Nara dan Lily saling bertatapan lalu sama-sama menahan tawa mendengar ucapan Bryan yang ternyata sedari tadi mendengarkan pembicaraan mereka.
"Iya, kita lagi ngomongin Papa tapi kan ngomongin tua dari segi baiknya," jawab Nara Sambil tertawa kecil sang ayah lalu langsung berjalan mendekatinya dan memeluk sang putri tercinta.

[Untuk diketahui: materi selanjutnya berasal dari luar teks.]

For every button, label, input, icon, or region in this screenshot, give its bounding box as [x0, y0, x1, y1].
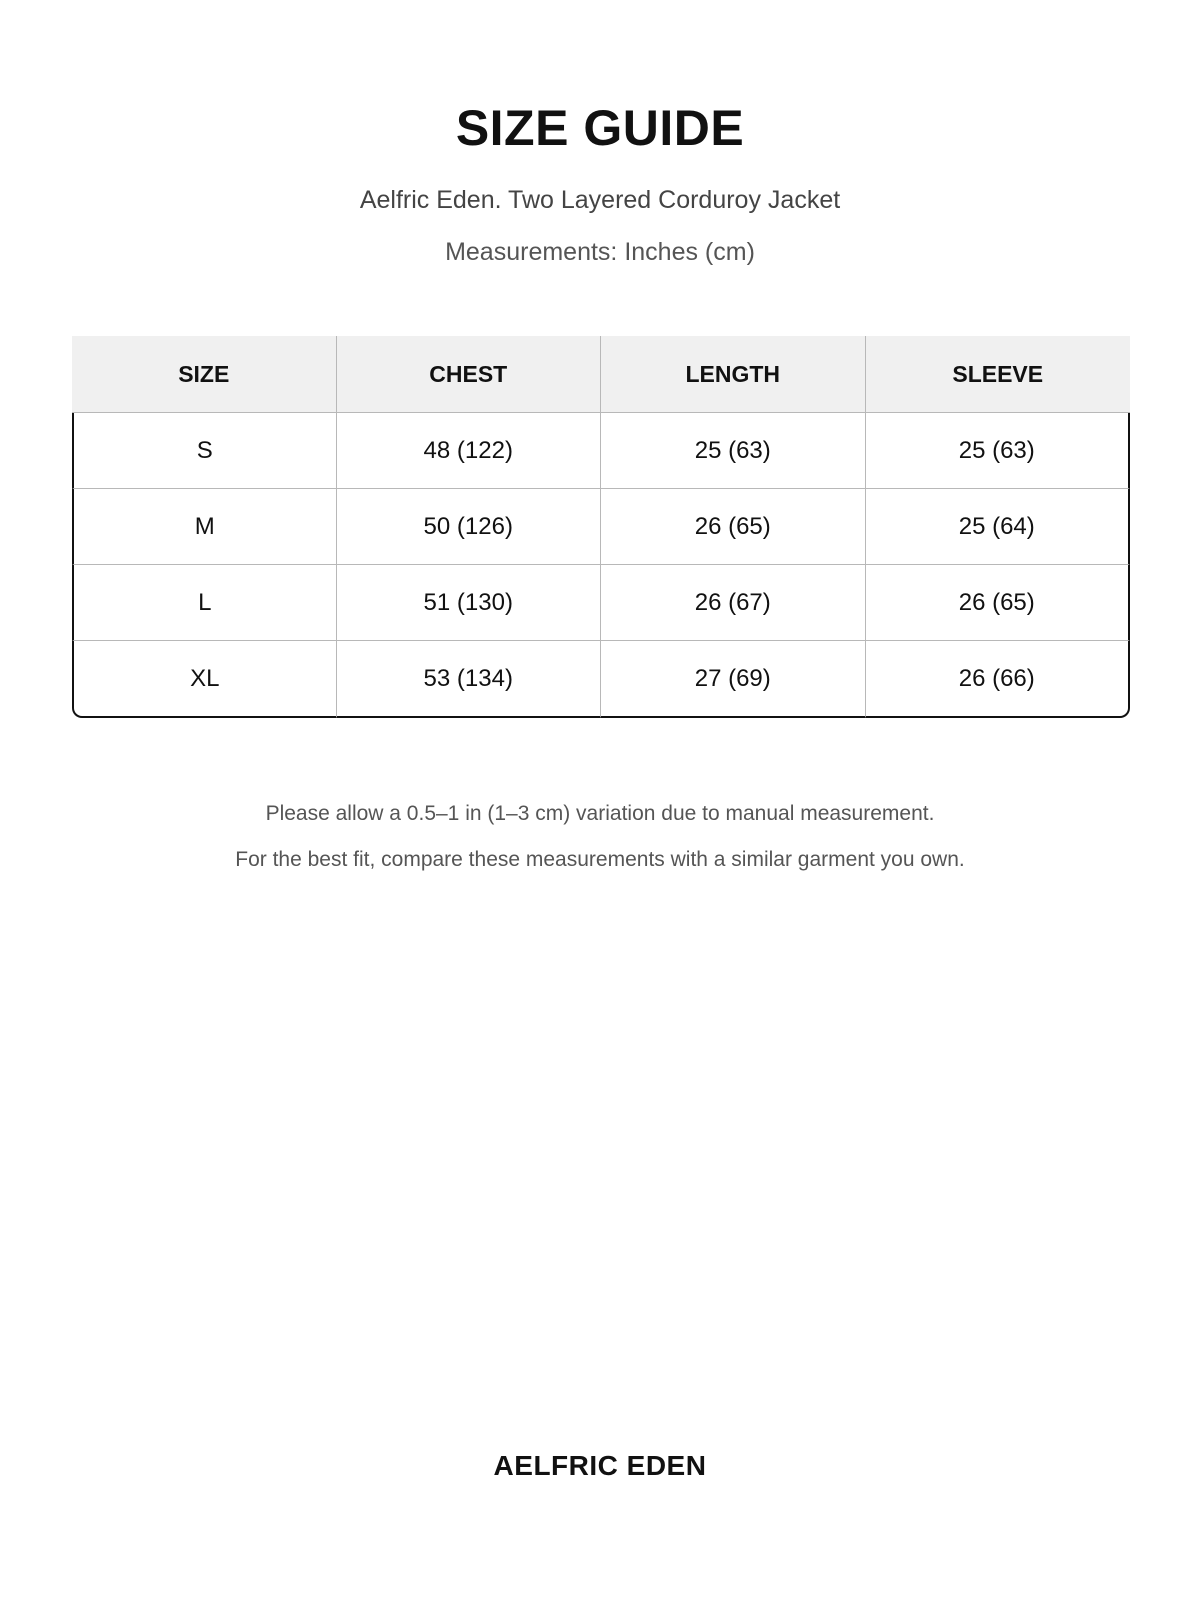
size-table: [72, 336, 1130, 718]
measurement-units: Measurements: Inches (cm): [445, 238, 755, 266]
length-cell: 27 (69): [601, 641, 866, 718]
column-header-sleeve: SLEEVE: [866, 336, 1131, 413]
sleeve-cell: 25 (63): [866, 413, 1131, 489]
table-row: [72, 641, 1130, 718]
chest-cell: 51 (130): [337, 565, 602, 641]
length-cell: 25 (63): [601, 413, 866, 489]
sleeve-cell: 26 (66): [866, 641, 1131, 718]
table-row: [72, 489, 1130, 565]
table-header-row: [72, 336, 1130, 413]
size-table-container: [72, 336, 1130, 718]
page-title: SIZE GUIDE: [455, 100, 745, 156]
column-header-length: LENGTH: [601, 336, 866, 413]
sleeve-cell: 25 (64): [866, 489, 1131, 565]
product-name: Aelfric Eden. Two Layered Corduroy Jacket: [359, 186, 841, 214]
size-cell: L: [72, 565, 337, 641]
sleeve-cell: 26 (65): [866, 565, 1131, 641]
chest-cell: 50 (126): [337, 489, 602, 565]
length-cell: 26 (67): [601, 565, 866, 641]
table-row: [72, 565, 1130, 641]
size-cell: M: [72, 489, 337, 565]
table-row: [72, 413, 1130, 489]
size-cell: S: [72, 413, 337, 489]
chest-cell: 48 (122): [337, 413, 602, 489]
column-header-size: SIZE: [72, 336, 337, 413]
chest-cell: 53 (134): [337, 641, 602, 718]
column-header-chest: CHEST: [337, 336, 602, 413]
size-cell: XL: [72, 641, 337, 718]
length-cell: 26 (65): [601, 489, 866, 565]
fit-advice-note: For the best fit, compare these measurements with a similar garment you own.: [235, 848, 965, 871]
brand-name: AELFRIC EDEN: [493, 1450, 707, 1481]
measurement-variation-note: Please allow a 0.5–1 in (1–3 cm) variation due to manual measurement.: [265, 802, 935, 825]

"Kasihan banget anak Papa lagi patah hati, apa kita harus ke dokter buat menyambung patah hati kamu? gimana kalau cari dokternya di Korea, cari idol favorit kamu buat mengobati rasa sakit hati kamu?"
"Beneran, Pa?"
"Iya tapi kamu perginya sama Mama ya, Papa harus ketemu sama rekan kerja Papa yang kebetulan lagi ada di Indonesia. ada banyak pekerjaan yang harus kami bicarakan."
"Ah Papa enggak asik, kerja terus. pantes aja aku nggak dapet-dapet adik bayi!"